We recommend postoperative management aimed at stress reduction and preservation of the patient’s organ function. The multimodal bundle referred to as ERAS (enhanced recovery after surgery) has demonstrated strategies that reduce postoperative morbidity and hasten recovery. These include early resumption of feeding postoperatively, early ambulation, weight-directed fluid management, and early orogastric tube removal. Venous thromboembolism prophylaxis should be initiated preoperatively and continued postoperatively; extended chemoprophylaxis should be prescribed to patients who meet high-risk American College of Chest Physicians criteria.
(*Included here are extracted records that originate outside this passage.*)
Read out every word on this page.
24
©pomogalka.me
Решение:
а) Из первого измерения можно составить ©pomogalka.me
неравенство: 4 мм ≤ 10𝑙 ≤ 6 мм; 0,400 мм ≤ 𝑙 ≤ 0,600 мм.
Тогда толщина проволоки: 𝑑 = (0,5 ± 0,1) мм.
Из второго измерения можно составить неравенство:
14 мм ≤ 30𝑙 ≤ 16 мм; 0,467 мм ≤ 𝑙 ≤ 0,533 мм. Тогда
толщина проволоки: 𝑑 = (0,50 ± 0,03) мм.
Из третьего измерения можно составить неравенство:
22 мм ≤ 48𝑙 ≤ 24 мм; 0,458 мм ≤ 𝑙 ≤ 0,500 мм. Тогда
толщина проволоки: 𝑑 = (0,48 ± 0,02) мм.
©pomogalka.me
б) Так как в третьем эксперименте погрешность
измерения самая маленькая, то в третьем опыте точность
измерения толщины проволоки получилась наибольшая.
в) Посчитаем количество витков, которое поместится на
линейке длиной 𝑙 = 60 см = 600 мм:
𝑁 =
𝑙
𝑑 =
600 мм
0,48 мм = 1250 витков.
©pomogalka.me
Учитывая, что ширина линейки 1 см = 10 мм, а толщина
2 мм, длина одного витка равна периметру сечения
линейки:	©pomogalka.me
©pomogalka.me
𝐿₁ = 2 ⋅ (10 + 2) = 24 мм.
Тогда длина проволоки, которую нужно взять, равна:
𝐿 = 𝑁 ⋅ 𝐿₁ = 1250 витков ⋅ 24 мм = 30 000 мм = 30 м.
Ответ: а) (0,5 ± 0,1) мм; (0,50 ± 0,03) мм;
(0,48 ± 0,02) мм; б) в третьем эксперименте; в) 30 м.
In order to avoid vaginal cuff dehiscence, we recommend patients refrain from vaginal intercourse, tampon use, or douching for 6 to 8 weeks. The majority of patients with epithelial ovarian cancer will benefit from postoperative chemotherapy, typically started within two to 4 weeks after surgery. Data suggest that a delay of greater than approximately 1 month in instituting chemotherapy may be associated with worse outcomes. ,
Following a splenectomy, patients are at an increased risk of encapsulated organisms—which are more resilient to phagocytosis. The pneumococcal 13-valent conjugate vaccine (PCV13—Prevnar 13), Haemophilus influenzae type B vaccine, meningococcal vaccine, and meningococcal serogroup B vaccine must all be administered within the first 14 days of splenectomy. At 2 months’ follow-up after the initial vaccination, the patent should receive the pneumococcal polysaccharide vaccine (PPSV23—Pneumovax 23), meningococcal vaccine, and meningococcal serogroup B vaccine. Long-term care includes a pneumococcal polysaccharide vaccine revaccination 5 years after the first dose, a meningococcal vaccine revaccination every 5 years, and a meningococcal serogroup B vaccine 1 year after the primary series followed by revaccination every 2 to 3 years afterward ( Table 40.1 ). Without the appropriate vaccinations, asplenia can place patients at risk of severe sepsis with significant rates of mortality. It should be noted that a white blood cell count greater than 15 × 10(3)/μL and a platelet count/white blood cell count ratio of less than 20 are highly associated with sepsis and should warrant further workup as this is not part of the physiologic response to splenectomy.